L'ancien président américain Donald Trump assiste au procès pour fraude de la Trump Organization, à Manhattan le 7 décembre 2023. REUTERS/Mike Segar/File Photo
Le procureur fédéral Jack Smith, qui instruit le dossier contre Donald Trump pour ses tentatives d'inverser le résultat de l'élection américaine de 2020, a demandé lundi à la Cour suprême de statuer en urgence sur la requête en immunité de l'ex-président.
La juge Tanya Chutkan, qui présidera les débats au procès fédéral de Donald Trump prévu à partir du 4 mars 2024, a rejeté le 1er décembre sa requête en immunité, considérant qu'aucun texte ne protégeait l'ex-président contre des poursuites pénales.

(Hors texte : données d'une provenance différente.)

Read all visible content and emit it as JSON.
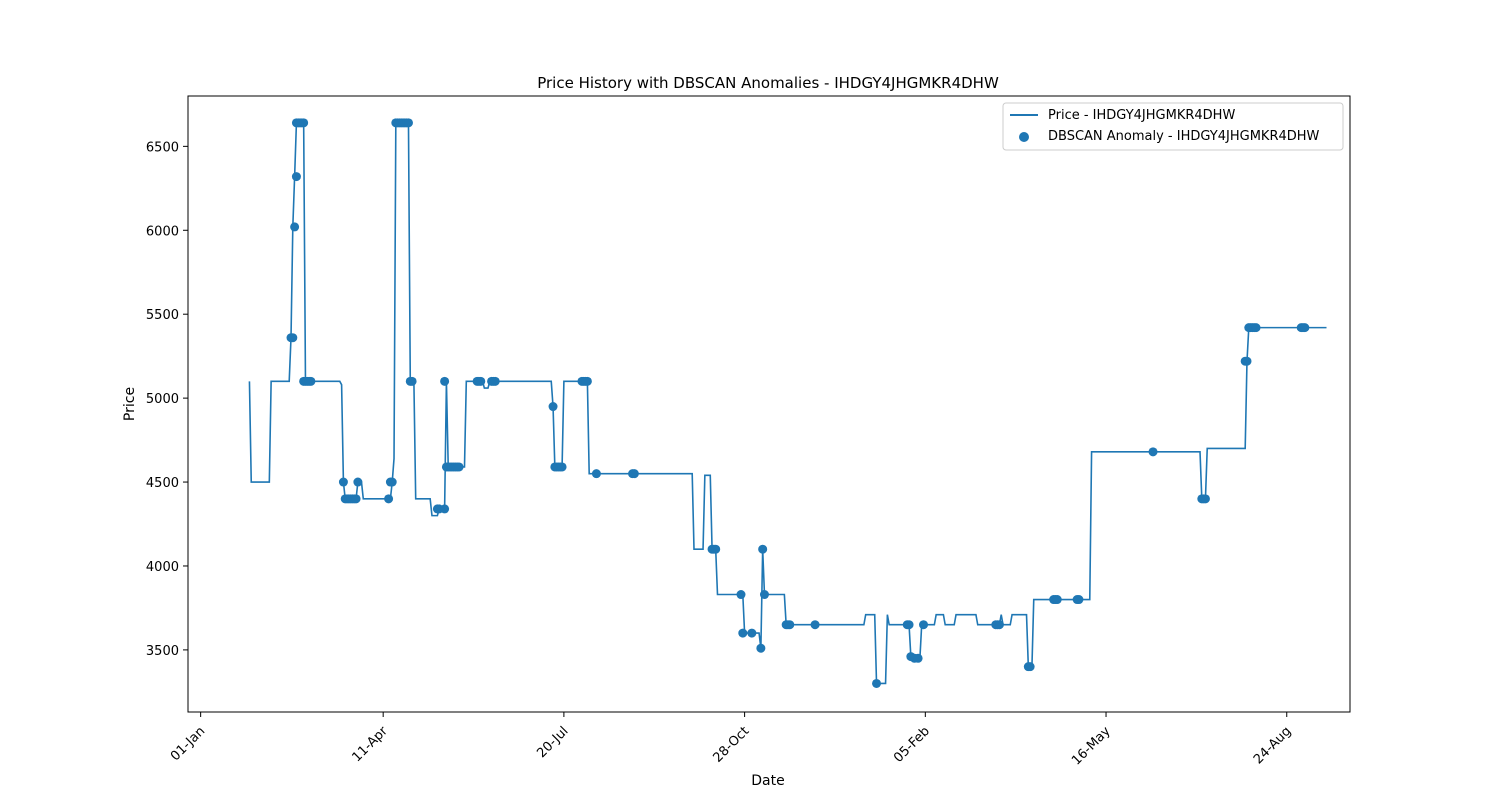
{
  "chart_data": {
    "type": "line",
    "title": "Price History with DBSCAN Anomalies - IHDGY4JHGMKR4DHW",
    "xlabel": "Date",
    "ylabel": "Price",
    "x_start": "2023-12-25",
    "x_end": "2025-09-28",
    "xlim": [
      "2023-12-25",
      "2025-09-28"
    ],
    "ylim": [
      3130,
      6800
    ],
    "x_ticks": [
      {
        "date": "2024-01-01",
        "label": "01-Jan"
      },
      {
        "date": "2024-04-11",
        "label": "11-Apr"
      },
      {
        "date": "2024-07-20",
        "label": "20-Jul"
      },
      {
        "date": "2024-10-28",
        "label": "28-Oct"
      },
      {
        "date": "2025-02-05",
        "label": "05-Feb"
      },
      {
        "date": "2025-05-16",
        "label": "16-May"
      },
      {
        "date": "2025-08-24",
        "label": "24-Aug"
      }
    ],
    "y_ticks": [
      3500,
      4000,
      4500,
      5000,
      5500,
      6000,
      6500
    ],
    "legend": {
      "position": "top-right",
      "items": [
        {
          "label": "Price - IHDGY4JHGMKR4DHW",
          "type": "line"
        },
        {
          "label": "DBSCAN Anomaly - IHDGY4JHGMKR4DHW",
          "type": "marker"
        }
      ]
    },
    "series": [
      {
        "name": "Price - IHDGY4JHGMKR4DHW",
        "type": "line",
        "color": "#1f77b4",
        "points": [
          [
            "2024-01-28",
            5100
          ],
          [
            "2024-01-29",
            4500
          ],
          [
            "2024-02-08",
            4500
          ],
          [
            "2024-02-09",
            5100
          ],
          [
            "2024-02-19",
            5100
          ],
          [
            "2024-02-20",
            5360
          ],
          [
            "2024-02-21",
            6020
          ],
          [
            "2024-02-22",
            6320
          ],
          [
            "2024-02-23",
            6640
          ],
          [
            "2024-02-27",
            6640
          ],
          [
            "2024-02-28",
            5100
          ],
          [
            "2024-03-04",
            5100
          ],
          [
            "2024-03-18",
            5100
          ],
          [
            "2024-03-19",
            5080
          ],
          [
            "2024-03-20",
            4500
          ],
          [
            "2024-03-21",
            4400
          ],
          [
            "2024-03-27",
            4400
          ],
          [
            "2024-03-28",
            4500
          ],
          [
            "2024-03-30",
            4500
          ],
          [
            "2024-03-31",
            4400
          ],
          [
            "2024-04-15",
            4400
          ],
          [
            "2024-04-16",
            4500
          ],
          [
            "2024-04-17",
            4640
          ],
          [
            "2024-04-18",
            6640
          ],
          [
            "2024-04-25",
            6640
          ],
          [
            "2024-04-26",
            5100
          ],
          [
            "2024-04-28",
            5100
          ],
          [
            "2024-04-29",
            4400
          ],
          [
            "2024-05-07",
            4400
          ],
          [
            "2024-05-08",
            4300
          ],
          [
            "2024-05-11",
            4300
          ],
          [
            "2024-05-12",
            4340
          ],
          [
            "2024-05-15",
            4340
          ],
          [
            "2024-05-16",
            5100
          ],
          [
            "2024-05-17",
            4590
          ],
          [
            "2024-05-26",
            4590
          ],
          [
            "2024-05-27",
            5100
          ],
          [
            "2024-06-05",
            5100
          ],
          [
            "2024-06-06",
            5060
          ],
          [
            "2024-06-08",
            5060
          ],
          [
            "2024-06-09",
            5100
          ],
          [
            "2024-07-13",
            5100
          ],
          [
            "2024-07-14",
            4950
          ],
          [
            "2024-07-15",
            4590
          ],
          [
            "2024-07-19",
            4590
          ],
          [
            "2024-07-20",
            5100
          ],
          [
            "2024-07-30",
            5100
          ],
          [
            "2024-07-31",
            5100
          ],
          [
            "2024-08-02",
            5100
          ],
          [
            "2024-08-03",
            4550
          ],
          [
            "2024-08-07",
            4550
          ],
          [
            "2024-08-27",
            4550
          ],
          [
            "2024-09-29",
            4550
          ],
          [
            "2024-09-30",
            4100
          ],
          [
            "2024-10-05",
            4100
          ],
          [
            "2024-10-06",
            4540
          ],
          [
            "2024-10-09",
            4540
          ],
          [
            "2024-10-10",
            4100
          ],
          [
            "2024-10-12",
            4100
          ],
          [
            "2024-10-13",
            3830
          ],
          [
            "2024-10-27",
            3830
          ],
          [
            "2024-10-28",
            3600
          ],
          [
            "2024-11-01",
            3600
          ],
          [
            "2024-11-05",
            3600
          ],
          [
            "2024-11-06",
            3510
          ],
          [
            "2024-11-07",
            4100
          ],
          [
            "2024-11-08",
            3830
          ],
          [
            "2024-11-19",
            3830
          ],
          [
            "2024-11-20",
            3650
          ],
          [
            "2024-11-24",
            3650
          ],
          [
            "2024-12-06",
            3650
          ],
          [
            "2025-01-02",
            3650
          ],
          [
            "2025-01-03",
            3710
          ],
          [
            "2025-01-08",
            3710
          ],
          [
            "2025-01-09",
            3300
          ],
          [
            "2025-01-14",
            3300
          ],
          [
            "2025-01-15",
            3710
          ],
          [
            "2025-01-16",
            3650
          ],
          [
            "2025-01-26",
            3650
          ],
          [
            "2025-01-27",
            3650
          ],
          [
            "2025-01-28",
            3460
          ],
          [
            "2025-01-30",
            3450
          ],
          [
            "2025-02-01",
            3450
          ],
          [
            "2025-02-02",
            3450
          ],
          [
            "2025-02-03",
            3650
          ],
          [
            "2025-02-10",
            3650
          ],
          [
            "2025-02-11",
            3710
          ],
          [
            "2025-02-15",
            3710
          ],
          [
            "2025-02-16",
            3650
          ],
          [
            "2025-02-21",
            3650
          ],
          [
            "2025-02-22",
            3710
          ],
          [
            "2025-03-05",
            3710
          ],
          [
            "2025-03-06",
            3650
          ],
          [
            "2025-03-16",
            3650
          ],
          [
            "2025-03-18",
            3650
          ],
          [
            "2025-03-19",
            3710
          ],
          [
            "2025-03-20",
            3650
          ],
          [
            "2025-03-24",
            3650
          ],
          [
            "2025-03-25",
            3710
          ],
          [
            "2025-04-02",
            3710
          ],
          [
            "2025-04-03",
            3400
          ],
          [
            "2025-04-05",
            3400
          ],
          [
            "2025-04-06",
            3800
          ],
          [
            "2025-04-17",
            3800
          ],
          [
            "2025-04-19",
            3800
          ],
          [
            "2025-04-30",
            3800
          ],
          [
            "2025-05-01",
            3800
          ],
          [
            "2025-05-07",
            3800
          ],
          [
            "2025-05-08",
            4680
          ],
          [
            "2025-06-11",
            4680
          ],
          [
            "2025-07-07",
            4680
          ],
          [
            "2025-07-08",
            4400
          ],
          [
            "2025-07-10",
            4400
          ],
          [
            "2025-07-11",
            4700
          ],
          [
            "2025-08-01",
            4700
          ],
          [
            "2025-08-02",
            5220
          ],
          [
            "2025-08-03",
            5420
          ],
          [
            "2025-08-07",
            5420
          ],
          [
            "2025-09-01",
            5420
          ],
          [
            "2025-09-02",
            5420
          ],
          [
            "2025-09-15",
            5420
          ]
        ]
      },
      {
        "name": "DBSCAN Anomaly - IHDGY4JHGMKR4DHW",
        "type": "scatter",
        "color": "#1f77b4",
        "points": [
          [
            "2024-02-20",
            5360
          ],
          [
            "2024-02-21",
            5360
          ],
          [
            "2024-02-22",
            6020
          ],
          [
            "2024-02-23",
            6320
          ],
          [
            "2024-02-23",
            6640
          ],
          [
            "2024-02-24",
            6640
          ],
          [
            "2024-02-25",
            6640
          ],
          [
            "2024-02-26",
            6640
          ],
          [
            "2024-02-27",
            6640
          ],
          [
            "2024-02-27",
            5100
          ],
          [
            "2024-02-28",
            5100
          ],
          [
            "2024-02-29",
            5100
          ],
          [
            "2024-03-01",
            5100
          ],
          [
            "2024-03-02",
            5100
          ],
          [
            "2024-03-20",
            4500
          ],
          [
            "2024-03-21",
            4400
          ],
          [
            "2024-03-22",
            4400
          ],
          [
            "2024-03-23",
            4400
          ],
          [
            "2024-03-24",
            4400
          ],
          [
            "2024-03-25",
            4400
          ],
          [
            "2024-03-26",
            4400
          ],
          [
            "2024-03-27",
            4400
          ],
          [
            "2024-03-28",
            4500
          ],
          [
            "2024-04-14",
            4400
          ],
          [
            "2024-04-15",
            4500
          ],
          [
            "2024-04-16",
            4500
          ],
          [
            "2024-04-18",
            6640
          ],
          [
            "2024-04-19",
            6640
          ],
          [
            "2024-04-20",
            6640
          ],
          [
            "2024-04-21",
            6640
          ],
          [
            "2024-04-22",
            6640
          ],
          [
            "2024-04-23",
            6640
          ],
          [
            "2024-04-24",
            6640
          ],
          [
            "2024-04-25",
            6640
          ],
          [
            "2024-04-26",
            5100
          ],
          [
            "2024-04-27",
            5100
          ],
          [
            "2024-05-11",
            4340
          ],
          [
            "2024-05-12",
            4340
          ],
          [
            "2024-05-15",
            4340
          ],
          [
            "2024-05-15",
            5100
          ],
          [
            "2024-05-16",
            4590
          ],
          [
            "2024-05-17",
            4590
          ],
          [
            "2024-05-18",
            4590
          ],
          [
            "2024-05-19",
            4590
          ],
          [
            "2024-05-20",
            4590
          ],
          [
            "2024-05-21",
            4590
          ],
          [
            "2024-05-22",
            4590
          ],
          [
            "2024-05-23",
            4590
          ],
          [
            "2024-06-02",
            5100
          ],
          [
            "2024-06-03",
            5100
          ],
          [
            "2024-06-04",
            5100
          ],
          [
            "2024-06-10",
            5100
          ],
          [
            "2024-06-11",
            5100
          ],
          [
            "2024-06-12",
            5100
          ],
          [
            "2024-07-14",
            4950
          ],
          [
            "2024-07-15",
            4590
          ],
          [
            "2024-07-16",
            4590
          ],
          [
            "2024-07-17",
            4590
          ],
          [
            "2024-07-18",
            4590
          ],
          [
            "2024-07-19",
            4590
          ],
          [
            "2024-07-30",
            5100
          ],
          [
            "2024-07-31",
            5100
          ],
          [
            "2024-08-01",
            5100
          ],
          [
            "2024-08-02",
            5100
          ],
          [
            "2024-08-07",
            4550
          ],
          [
            "2024-08-27",
            4550
          ],
          [
            "2024-08-28",
            4550
          ],
          [
            "2024-10-10",
            4100
          ],
          [
            "2024-10-11",
            4100
          ],
          [
            "2024-10-12",
            4100
          ],
          [
            "2024-10-26",
            3830
          ],
          [
            "2024-10-27",
            3600
          ],
          [
            "2024-11-01",
            3600
          ],
          [
            "2024-11-06",
            3510
          ],
          [
            "2024-11-07",
            4100
          ],
          [
            "2024-11-08",
            3830
          ],
          [
            "2024-11-20",
            3650
          ],
          [
            "2024-11-21",
            3650
          ],
          [
            "2024-11-22",
            3650
          ],
          [
            "2024-12-06",
            3650
          ],
          [
            "2025-01-09",
            3300
          ],
          [
            "2025-01-26",
            3650
          ],
          [
            "2025-01-27",
            3650
          ],
          [
            "2025-01-28",
            3460
          ],
          [
            "2025-01-30",
            3450
          ],
          [
            "2025-02-01",
            3450
          ],
          [
            "2025-02-04",
            3650
          ],
          [
            "2025-03-16",
            3650
          ],
          [
            "2025-03-17",
            3650
          ],
          [
            "2025-03-18",
            3650
          ],
          [
            "2025-04-03",
            3400
          ],
          [
            "2025-04-04",
            3400
          ],
          [
            "2025-04-17",
            3800
          ],
          [
            "2025-04-18",
            3800
          ],
          [
            "2025-04-19",
            3800
          ],
          [
            "2025-04-30",
            3800
          ],
          [
            "2025-05-01",
            3800
          ],
          [
            "2025-06-11",
            4680
          ],
          [
            "2025-07-08",
            4400
          ],
          [
            "2025-07-09",
            4400
          ],
          [
            "2025-07-10",
            4400
          ],
          [
            "2025-08-01",
            5220
          ],
          [
            "2025-08-02",
            5220
          ],
          [
            "2025-08-03",
            5420
          ],
          [
            "2025-08-04",
            5420
          ],
          [
            "2025-08-05",
            5420
          ],
          [
            "2025-08-06",
            5420
          ],
          [
            "2025-08-07",
            5420
          ],
          [
            "2025-09-01",
            5420
          ],
          [
            "2025-09-02",
            5420
          ],
          [
            "2025-09-03",
            5420
          ]
        ]
      }
    ]
  }
}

Mais l'appel des avocats du favori des primaires républicaines pour la présidentielle de 2024, déposé le 7 décembre, « suspend la procédure » à son encontre, indique Jack Smith dans sa demande de saisie de la Cour suprême.
Or, « si la procédure d'appel se déroulait selon le rythme ordinaire de la Cour d'appel, une décision finale pourrait ne pas intervenir avant de nombreux mois », souligne-t-il.
« Il est fondamental pour l'intérêt public que la requête en immunité du prévenu soit résolue aussi promptement que possible - et s'il n'a pas d'immunité, qu'il soit jugé lors d'un procès juste et rapide », plaide le procureur spécial.
Il s'agit d'une « demande exceptionnelle », reconnaît-il, ajoutant : « C'est un dossier exceptionnel ». En conséquence, Jack Smith demande à la Cour suprême de se saisir de la question et de fixer une audience à brève échéance pour entendre les arguments des deux parties.
Les avocats de Donald Trump affirment qu'il jouit d'une « immunité absolue » pour ses actes alors qu'il était à la Maison Blanche. Ils invoquent une jurisprudence de la Cour suprême de 1981 concernant des poursuites civiles contre l'ex-président Richard Nixon.
Dans sa décision, la juge Chutkan a notamment conclu que ce précédent ne s'appliquait pas à des poursuites pénales contre un ex-président.
En campagne pour reprendre la Maison Blanche, Donald Trump attribue ses tracas judiciaires à l'administration démocrate du président Joe Biden, qu'il pourrait retrouver sur sa route en 2024 pour une revanche de l'élection de 2020.